La stimulation cérébrale profonde (SCP) de la capsule antérieure a été testée pour remplacer cette chirurgie lésionnelle. Cette technique, qui consiste en l’implantation d’électrodes au niveau de la région cérébrale d’intérêt, a été efficace chez trois des quatre patients opérés présentant un TOC [17]. Néanmoins, les paramètres de stimulation utilisés dans cette étude nous ont amené à considérer les régions bordant la capsule antérieure comme cible de choix pour la SCP. Parmi ces régions d’intérêt, la partie ventro-médiane du striatum (incluant la tête du noyau caudé et le noyau accumbens) (Figure 1A) nous a semblé particulièrement intéressante au vu des connaissances que nous avons également de la physiopathologie du TOC abordée précédemment [4, 5, 18, 19].

Figure 1

A. Coupe axiale (en haut et à gauche) et coupe coronale (en haut et à droite) montrant l’implantation bilatérale des électrodes dans le striatum ventral. Coupes coronales (en bas) montrant la localisation des quatre plots de chacune des électrodes implantées au sein du striatum ventral (C : noyau caudé ; P : putamen ; acc : noyau accumbens ; AC : capsule antérieure). B. Illustration des effets de la stimulation cérébrale profonde sur les symptômes dépressifs (HDRS) et anxieux (HARS) (à gauche), sur les symptômes obsessionnels-compulsifs (Y-BOCS) et le fonctionnement global (EGF) (à droite) (M-1 : sous traitement pharmacologique ; M0 : après arrêt du traitement pharmacologique ; M+1, M+6, M+9, M+12, M+15, M+18, M+21, M+27 : après 1, 3, 6, 9, 15, 18, 21 et 27 mois de stimulation cérébrale profonde ; S-off : stimulateur non fonctionnel).

-> See the list of figures

Nous avons pu mettre en évidence chez un patient souffrant d’un TOC sévère et chronique, une réduction importante de la sévérité des symptômes dépressifs et anxieux dans les trois premiers mois de SCP, avec l’obtention d’une rémission après six mois. Les effets favorables sur le TOC se sont révélés plus tardifs avec une amélioration franche des symptômes et une rémission observées dès le 12e mois de traitement, perdurant lors de l’évaluation psychométrique pratiquée trois mois plus tard [20]. Vers le 17e mois de suivi post-opératoire, une recrudescence de la symptomatologie obsessionnelle-compulsive est alléguée par le patient, ce que vient confirmer l’évaluation psychométrique réalisée dans les suites qui, bien que ne montrant pas de réelle aggravation de la sévérité des symptômes dépressifs et anxieux, révéla des scores de sévérité des symptômes obsessionnels-compulsifs revenus quasiment aux niveaux initiaux.
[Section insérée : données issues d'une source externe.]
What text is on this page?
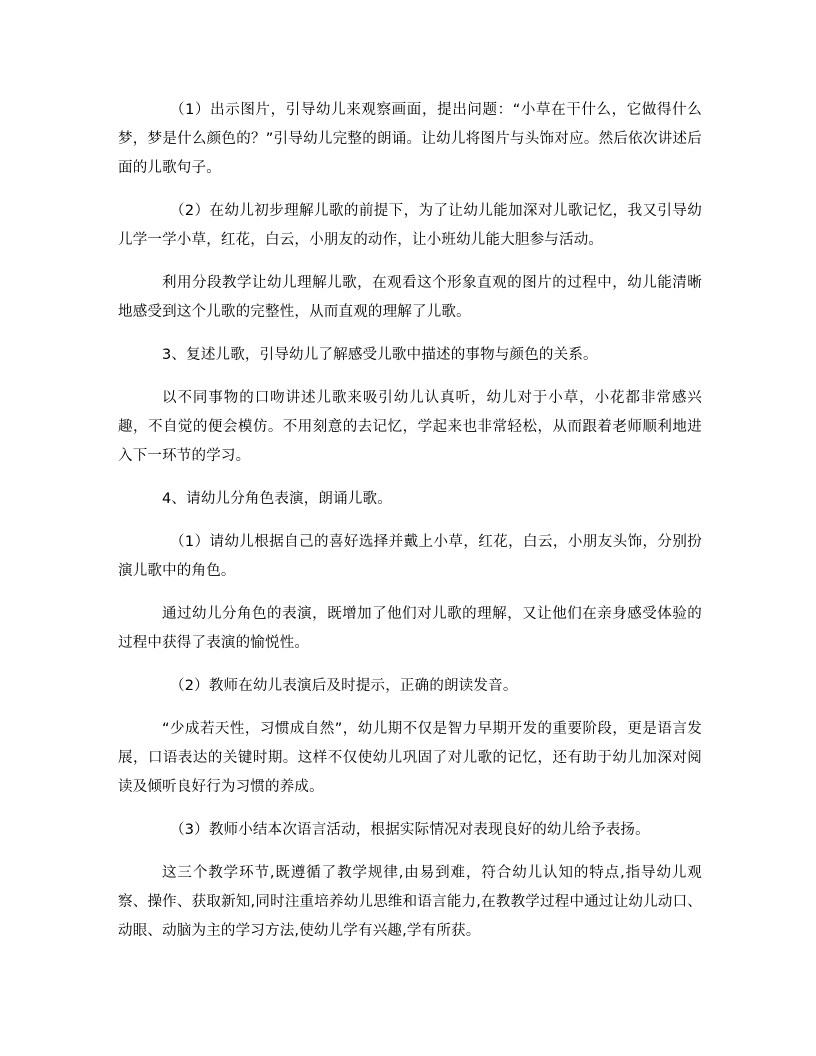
（1）出示图片，引导幼儿来观察画面，提出问题：“小草在干什么，它做得什么梦，梦是什么颜色的？”引导幼儿完整的朗诵。让幼儿将图片与头饰对应。然后依次讲述后面的儿歌句子。

（2）在幼儿初步理解儿歌的前提下，为了让幼儿能加深对儿歌记忆，我又引导幼儿学一学小草，红花，白云，小朋友的动作，让小班幼儿能大胆参与活动。

利用分段教学让幼儿理解儿歌，在观看这个形象直观的图片的过程中，幼儿能清晰地感受到这个儿歌的完整性，从而直观的理解了儿歌。

3、复述儿歌，引导幼儿了解感受儿歌中描述的事物与颜色的关系。

以不同事物的口吻讲述儿歌来吸引幼儿认真听，幼儿对于小草，小花都非常感兴趣，不自觉的便会模仿。不用刻意的去记忆，学起来也非常轻松，从而跟着老师顺利地进入下一环节的学习。

4、请幼儿分角色表演，朗诵儿歌。

（1）请幼儿根据自己的喜好选择并戴上小草，红花，白云，小朋友头饰，分别扮演儿歌中的角色。

通过幼儿分角色的表演，既增加了他们对儿歌的理解，又让他们在亲身感受体验的过程中获得了表演的愉悦性。

（2）教师在幼儿表演后及时提示，正确的朗读发音。

“少成若天性，习惯成自然”，幼儿期不仅是智力早期开发的重要阶段，更是语言发展，口语表达的关键时期。这样不仅使幼儿巩固了对儿歌的记忆，还有助于幼儿加深对阅读及倾听良好行为习惯的养成。

（3）教师小结本次语言活动，根据实际情况对表现良好的幼儿给予表扬。

这三个教学环节,既遵循了教学规律,由易到难，符合幼儿认知的特点,指导幼儿观察、操作、获取新知,同时注重培养幼儿思维和语言能力,在教教学过程中通过让幼儿动口、动眼、动脑为主的学习方法,使幼儿学有兴趣,学有所获。
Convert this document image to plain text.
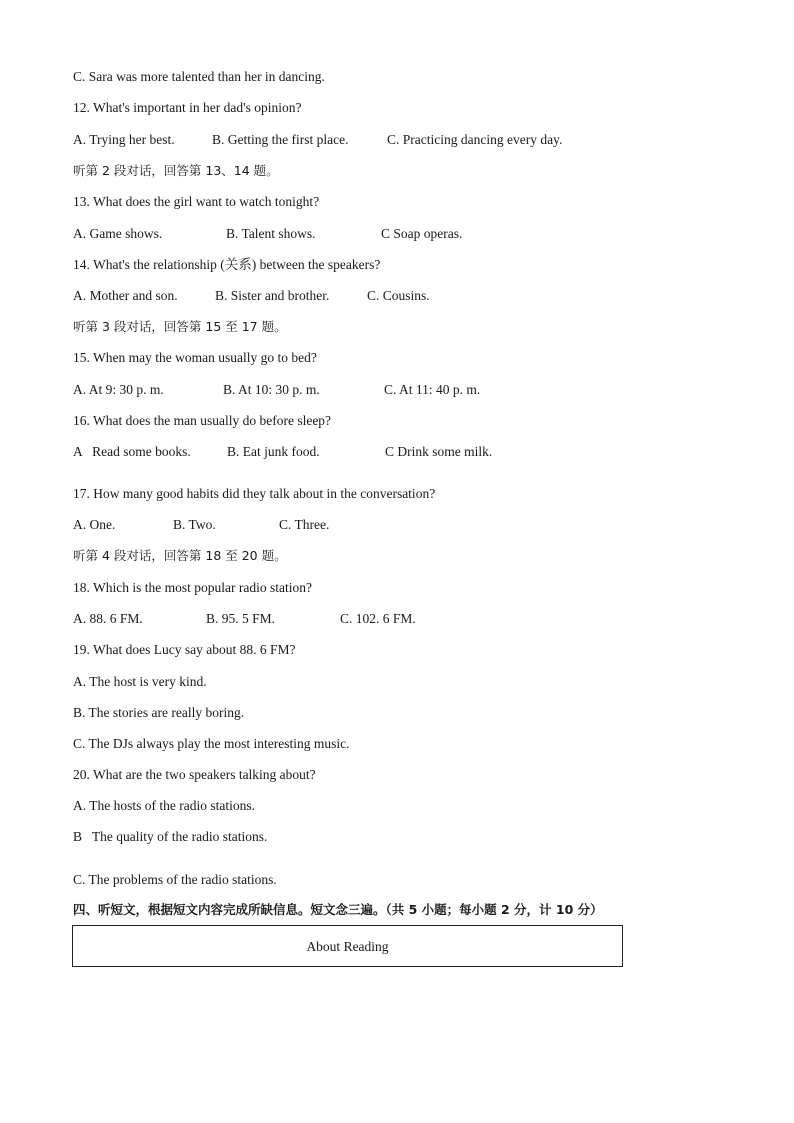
C. Sara was more talented than her in dancing.
12. What's important in her dad's opinion?
A. Trying her best.	B. Getting the first place.	C. Practicing dancing every day.
听第 2 段对话，回答第 13、14 题。
13. What does the girl want to watch tonight?
A. Game shows.	B. Talent shows.	C Soap operas.
14. What's the relationship (关系) between the speakers?
A. Mother and son.	B. Sister and brother.	C. Cousins.
听第 3 段对话，回答第 15 至 17 题。
15. When may the woman usually go to bed?
A. At 9: 30 p. m.	B. At 10: 30 p. m.	C. At 11: 40 p. m.
16. What does the man usually do before sleep?
A   Read some books.	B. Eat junk food.	C Drink some milk.
17. How many good habits did they talk about in the conversation?
A. One.	B. Two.	C. Three.
听第 4 段对话，回答第 18 至 20 题。
18. Which is the most popular radio station?
A. 88. 6 FM.	B. 95. 5 FM.	C. 102. 6 FM.
19. What does Lucy say about 88. 6 FM?
A. The host is very kind.
B. The stories are really boring.
C. The DJs always play the most interesting music.
20. What are the two speakers talking about?
A. The hosts of the radio stations.
B   The quality of the radio stations.
C. The problems of the radio stations.
四、听短文，根据短文内容完成所缺信息。短文念三遍。（共 5 小题；每小题 2 分，计 10 分）
About Reading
La vérification du fonctionnement du stimulateur a permis de mettre en évidence une panne de ce dernier. Une fois changé, un retour de l’amélioration à son niveau optimal a été observé dans les 3 mois suivants, ainsi qu’au 27e mois de suivi [21] (Figure 1B). Fait important, aucune altération des tests neuropsychologiques ni aucun effet secondaire clinique n’ont été retrouvés [20, 21].
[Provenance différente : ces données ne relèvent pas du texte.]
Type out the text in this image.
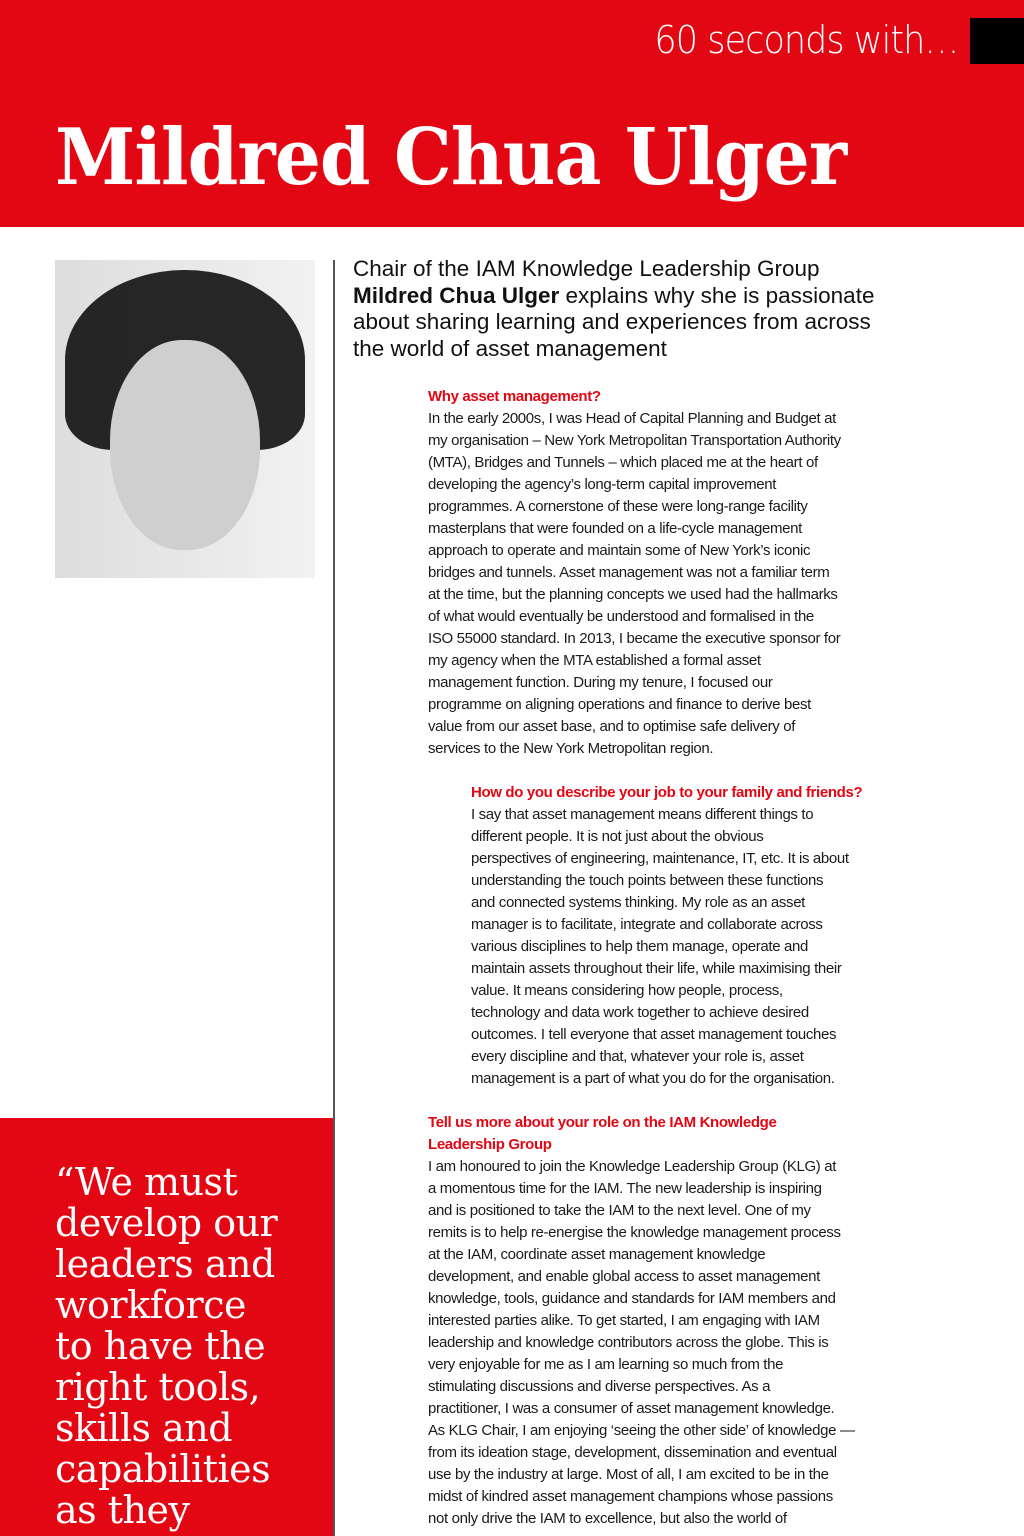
60 seconds with…
Mildred Chua Ulger
Chair of the IAM Knowledge Leadership Group
Mildred Chua Ulger explains why she is passionate
about sharing learning and experiences from across
the world of asset management
Why asset management?
In the early 2000s, I was Head of Capital Planning and Budget at
my organisation – New York Metropolitan Transportation Authority
(MTA), Bridges and Tunnels – which placed me at the heart of
developing the agency’s long-term capital improvement
programmes. A cornerstone of these were long-range facility
masterplans that were founded on a life-cycle management
approach to operate and maintain some of New York’s iconic
bridges and tunnels. Asset management was not a familiar term
at the time, but the planning concepts we used had the hallmarks
of what would eventually be understood and formalised in the
ISO 55000 standard. In 2013, I became the executive sponsor for
my agency when the MTA established a formal asset
management function. During my tenure, I focused our
programme on aligning operations and finance to derive best
value from our asset base, and to optimise safe delivery of
services to the New York Metropolitan region.
How do you describe your job to your family and friends?
I say that asset management means different things to
different people. It is not just about the obvious
perspectives of engineering, maintenance, IT, etc. It is about
understanding the touch points between these functions
and connected systems thinking. My role as an asset
manager is to facilitate, integrate and collaborate across
various disciplines to help them manage, operate and
maintain assets throughout their life, while maximising their
value. It means considering how people, process,
technology and data work together to achieve desired
outcomes. I tell everyone that asset management touches
every discipline and that, whatever your role is, asset
management is a part of what you do for the organisation.
Tell us more about your role on the IAM Knowledge
Leadership Group
I am honoured to join the Knowledge Leadership Group (KLG) at
a momentous time for the IAM. The new leadership is inspiring
and is positioned to take the IAM to the next level. One of my
remits is to help re-energise the knowledge management process
at the IAM, coordinate asset management knowledge
development, and enable global access to asset management
knowledge, tools, guidance and standards for IAM members and
interested parties alike. To get started, I am engaging with IAM
leadership and knowledge contributors across the globe. This is
very enjoyable for me as I am learning so much from the
stimulating discussions and diverse perspectives. As a
practitioner, I was a consumer of asset management knowledge.
As KLG Chair, I am enjoying ‘seeing the other side’ of knowledge —
from its ideation stage, development, dissemination and eventual
use by the industry at large. Most of all, I am excited to be in the
midst of kindred asset management champions whose passions
not only drive the IAM to excellence, but also the world of
“We must
develop our
leaders and
workforce
to have the
right tools,
skills and
capabilities
as they
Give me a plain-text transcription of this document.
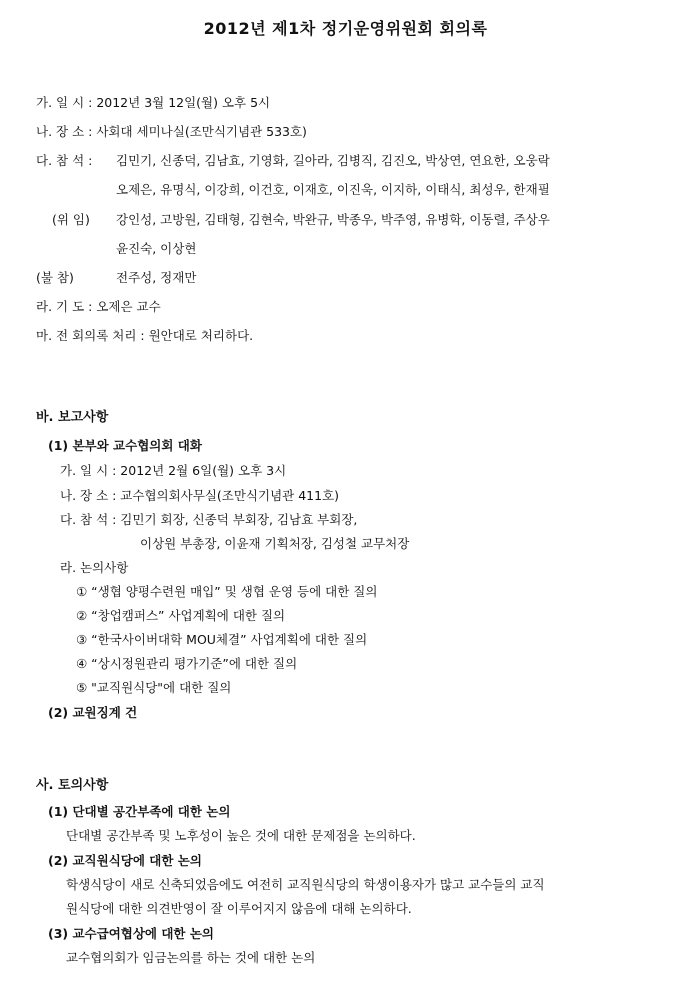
2012년 제1차 정기운영위원회 회의록
가. 일 시 : 2012년 3월 12일(월) 오후 5시
나. 장 소 : 사회대 세미나실(조만식기념관 533호)
다. 참 석 : 김민기, 신종덕, 김남효, 기영화, 길아라, 김병직, 김진오, 박상연, 연요한, 오웅락
오제은, 유명식, 이강희, 이건호, 이재호, 이진욱, 이지하, 이태식, 최성우, 한재필
(위 임) 강인성, 고방원, 김태형, 김현숙, 박완규, 박종우, 박주영, 유병학, 이동렬, 주상우
윤진숙, 이상현
(불 참)	전주성, 정재만
라. 기 도 : 오제은 교수
마. 전 회의록 처리 : 원안대로 처리하다.
바. 보고사항
(1) 본부와 교수협의회 대화
가. 일 시 : 2012년 2월 6일(월) 오후 3시
나. 장 소 : 교수협의회사무실(조만식기념관 411호)
다. 참 석 : 김민기 회장, 신종덕 부회장, 김남효 부회장,
이상원 부총장, 이윤재 기획처장, 김성철 교무처장
라. 논의사항
① “생협 양평수련원 매입” 및 생협 운영 등에 대한 질의
② “창업캠퍼스” 사업계획에 대한 질의
③ “한국사이버대학 MOU체결” 사업계획에 대한 질의
④ “상시정원관리 평가기준”에 대한 질의
⑤ "교직원식당"에 대한 질의
(2) 교원징계 건
사. 토의사항
(1) 단대별 공간부족에 대한 논의
단대별 공간부족 및 노후성이 높은 것에 대한 문제점을 논의하다.
(2) 교직원식당에 대한 논의
학생식당이 새로 신축되었음에도 여전히 교직원식당의 학생이용자가 많고 교수들의 교직
원식당에 대한 의견반영이 잘 이루어지지 않음에 대해 논의하다.
(3) 교수급여협상에 대한 논의
교수협의회가 임금논의를 하는 것에 대한 논의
Ces résultats sont d’une grande importance dans la mesure où ils permettent de conforter le rôle des boucles fronto-sous-corticales mettant en jeu le striatum ventral dans la production des manifestations obsessionnelles-compulsives et dépressives. Même si ces résultats doivent être confirmés chez un nombre plus important de patients, ils apparaissent prometteurs car cette région sous-corticale pourrait représenter une cible de choix pour traiter par SCP des formes de TOC et dépression majeure rebelles aux démarches thérapeutiques usuelles.